"Dışı hafif ve pofuduk, içi tıpkı tersyüz edilmiş Samanyolu galaksisi gibi."
Huysuz bir ihtiyara, torunlarından umulmadık bir hediye verilir: İstediği her yere gidebileceği bir tatil!
Çılgın yaşlı adam "Çin" diye tutturunca işler beklenmedik bir hal alır…
Dedesiyle gitmesi gereken Keith, onu kararından döndüremez. Büyük bir talihsizlik sonucu kendi seyahat parasını kumarda kaybeder ve dedesini bu imkânsız yolculuğa tek başına gönderir. Herkes onu dedesiyle beraber Çin'de sanırken, Keith evinde saklanmaktadır.

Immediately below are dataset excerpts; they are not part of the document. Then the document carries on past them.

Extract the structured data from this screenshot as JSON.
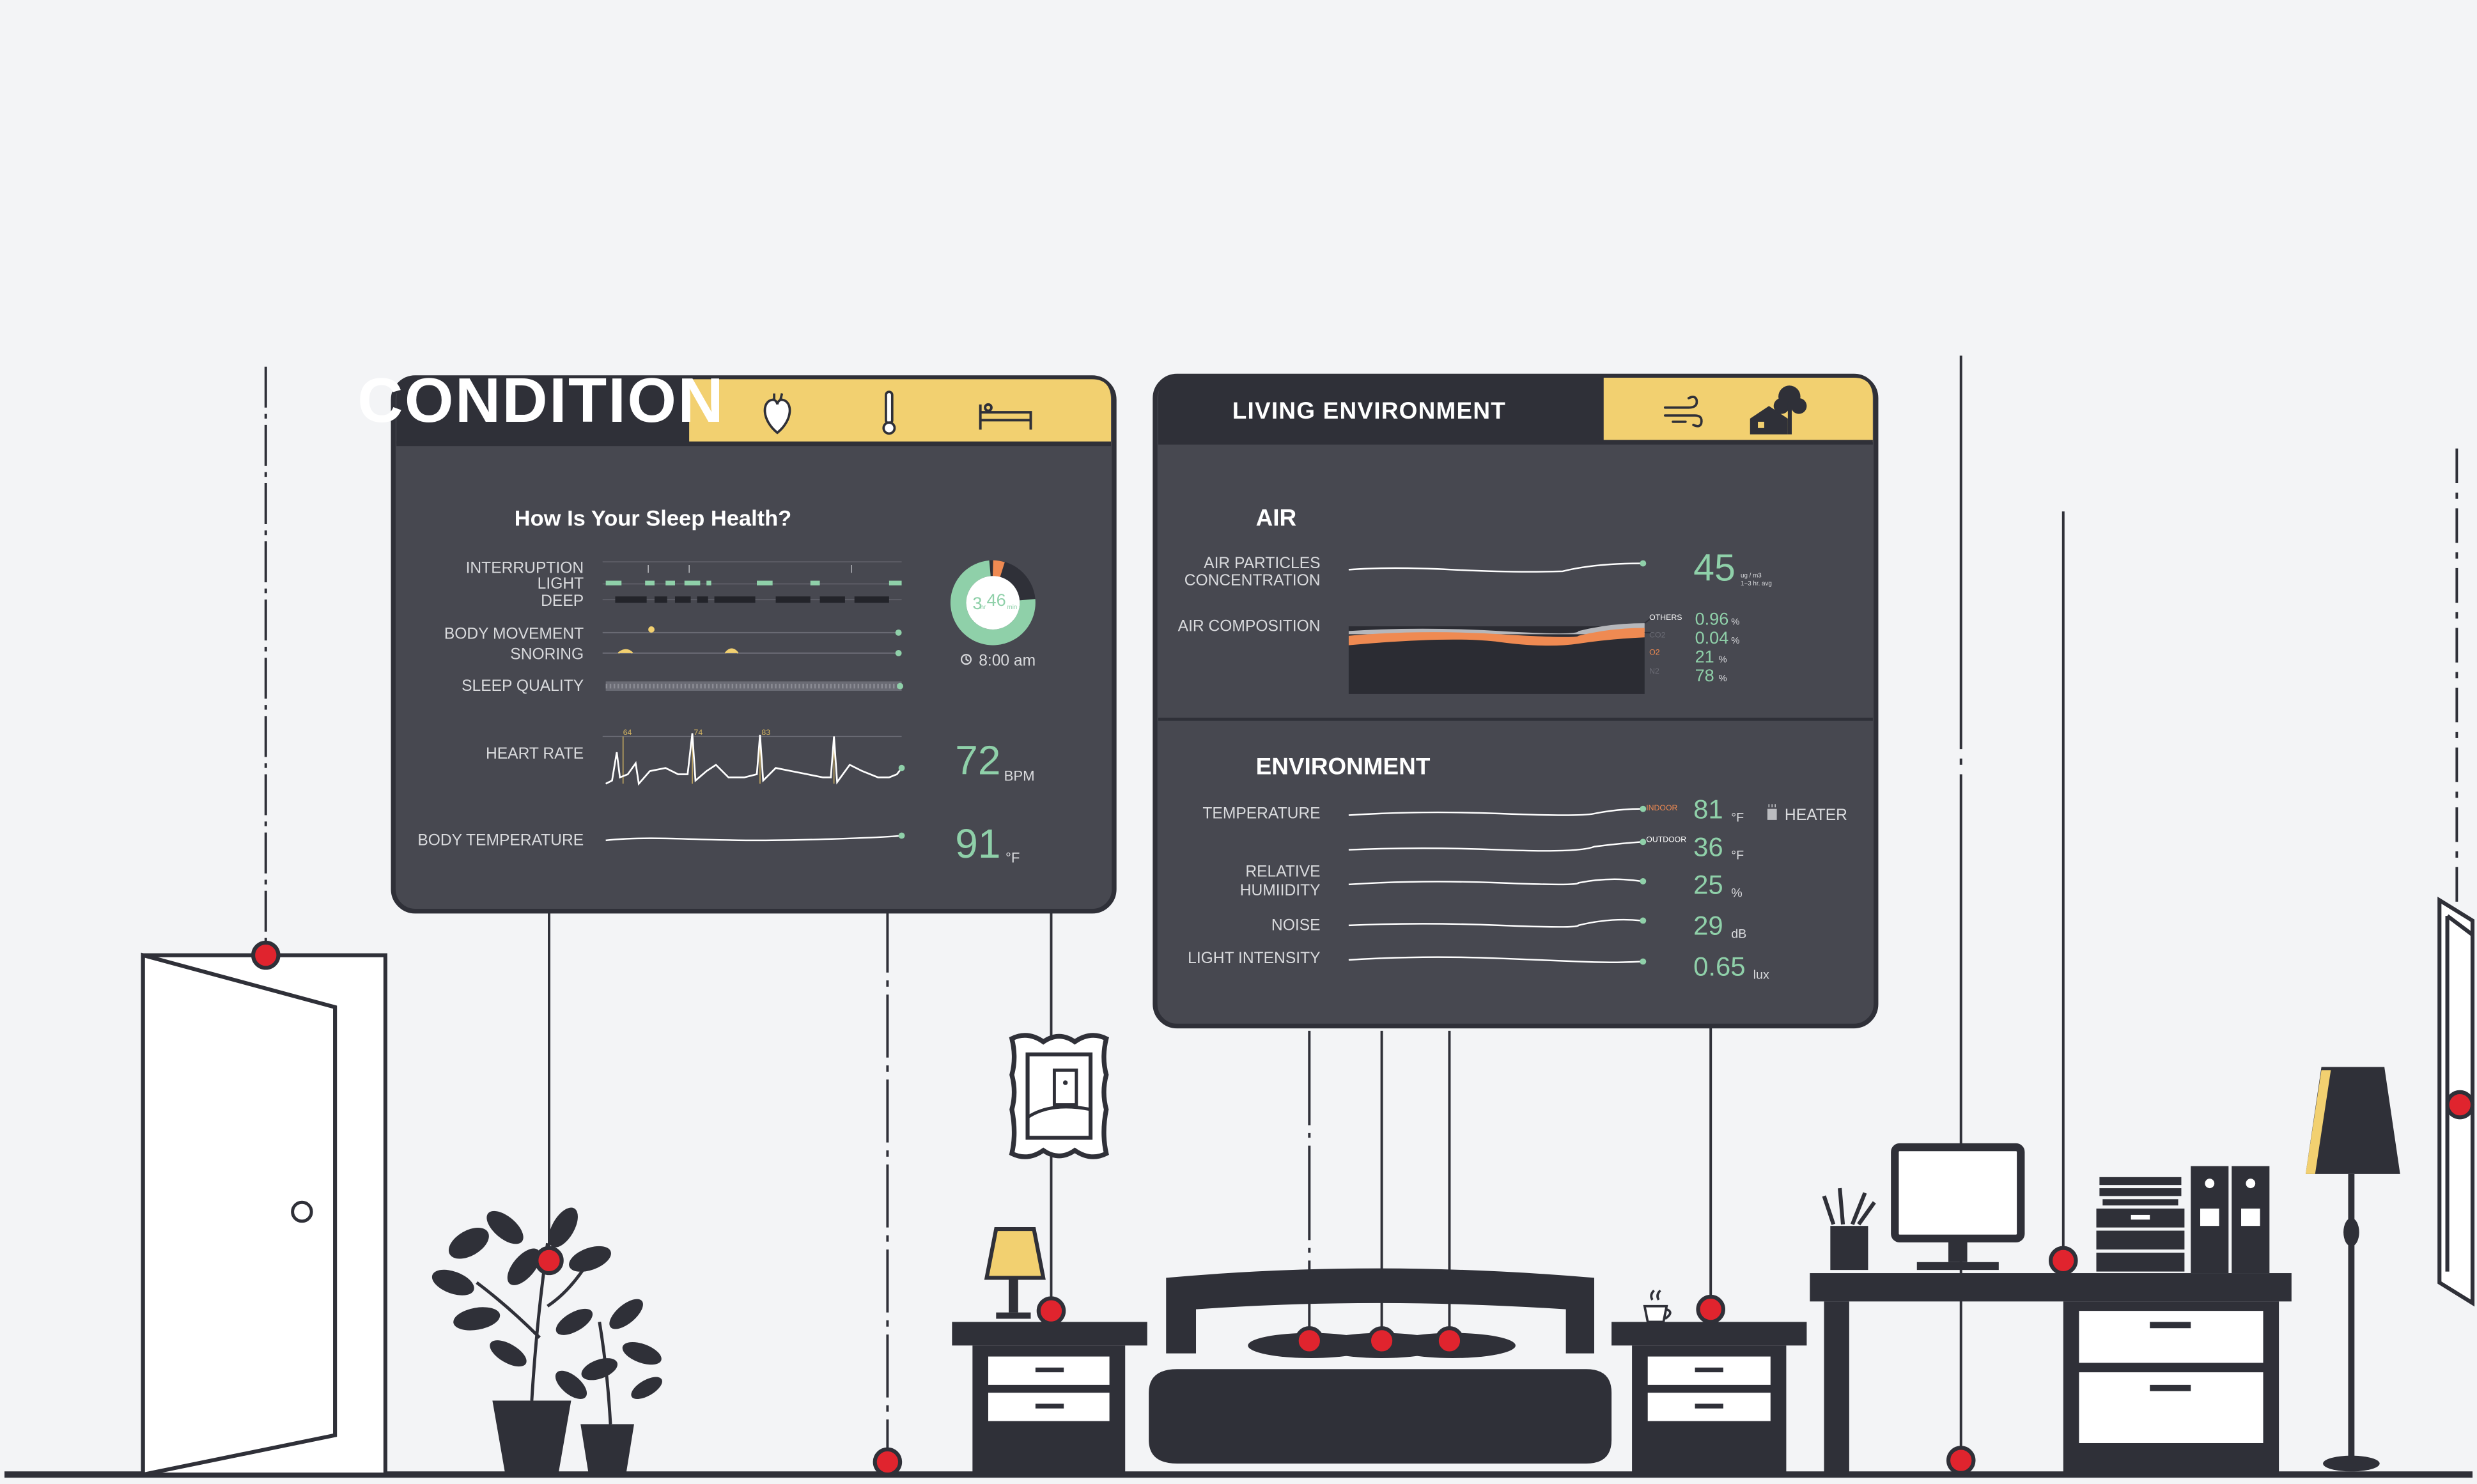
{
  "colors": {
    "background": "#f3f4f6",
    "panel": "#474850",
    "panel_header": "#2f3038",
    "accent_yellow": "#f2d070",
    "value_green": "#8fd0a9",
    "sensor_red": "#e0242e",
    "orange": "#ef8a52"
  },
  "condition": {
    "title": "CONDITION",
    "icons": [
      "heart-icon",
      "thermometer-icon",
      "bed-icon"
    ],
    "heading": "How Is Your Sleep Health?",
    "labels": {
      "interruption": "INTERRUPTION",
      "light": "LIGHT",
      "deep": "DEEP",
      "body_movement": "BODY MOVEMENT",
      "snoring": "SNORING",
      "sleep_quality": "SLEEP QUALITY",
      "heart_rate": "HEART RATE",
      "body_temperature": "BODY  TEMPERATURE"
    },
    "sleep_ring": {
      "hours": "3",
      "hr_unit": "hr",
      "minutes": "46",
      "min_unit": "min",
      "alarm": "8:00 am"
    },
    "heart_rate": {
      "value": "72",
      "unit": "BPM",
      "peaks": [
        "64",
        "74",
        "83"
      ]
    },
    "body_temperature": {
      "value": "91",
      "unit": "°F"
    }
  },
  "living": {
    "title": "LIVING ENVIRONMENT",
    "icons": [
      "wind-icon",
      "house-tree-icon"
    ],
    "air": {
      "heading": "AIR",
      "particles_label_1": "AIR PARTICLES",
      "particles_label_2": "CONCENTRATION",
      "particles_value": "45",
      "particles_unit_1": "ug / m3",
      "particles_unit_2": "1~3 hr. avg",
      "composition_label": "AIR COMPOSITION",
      "composition": [
        {
          "name": "OTHERS",
          "value": "0.96",
          "unit": "%"
        },
        {
          "name": "CO2",
          "value": "0.04",
          "unit": "%"
        },
        {
          "name": "O2",
          "value": "21",
          "unit": "%"
        },
        {
          "name": "N2",
          "value": "78",
          "unit": "%"
        }
      ]
    },
    "environment": {
      "heading": "ENVIRONMENT",
      "temperature_label": "TEMPERATURE",
      "indoor_tag": "INDOOR",
      "outdoor_tag": "OUTDOOR",
      "indoor_value": "81",
      "outdoor_value": "36",
      "temp_unit": "°F",
      "heater_label": "HEATER",
      "humidity_label_1": "RELATIVE",
      "humidity_label_2": "HUMIIDITY",
      "humidity_value": "25",
      "humidity_unit": "%",
      "noise_label": "NOISE",
      "noise_value": "29",
      "noise_unit": "dB",
      "light_label": "LIGHT INTENSITY",
      "light_value": "0.65",
      "light_unit": "lux"
    }
  },
  "room_objects": [
    "door",
    "potted-plants",
    "picture-frame",
    "table-lamp",
    "nightstand-left",
    "bed",
    "coffee-cup",
    "nightstand-right",
    "pencil-cup",
    "desktop-monitor",
    "paper-tray",
    "binders",
    "desk",
    "floor-lamp",
    "window"
  ]
}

Roman Keith'in, dedesinin seyahat sırasında öldüğünü haber almasıyla açılır. Keith hem suçluluk duygusu hem de dedesini kaybetmenin acısıyla karşı karşıyadır.
Çin İmparatoru'yla 2008'de Avrupa'nın en prestijli ödüllerinden olan Ingeborg Bachmann Ödülü'nü kazanan Tilman Rammstedt, Alman edebiyatının en parlak yazarları arasında gösteriliyor.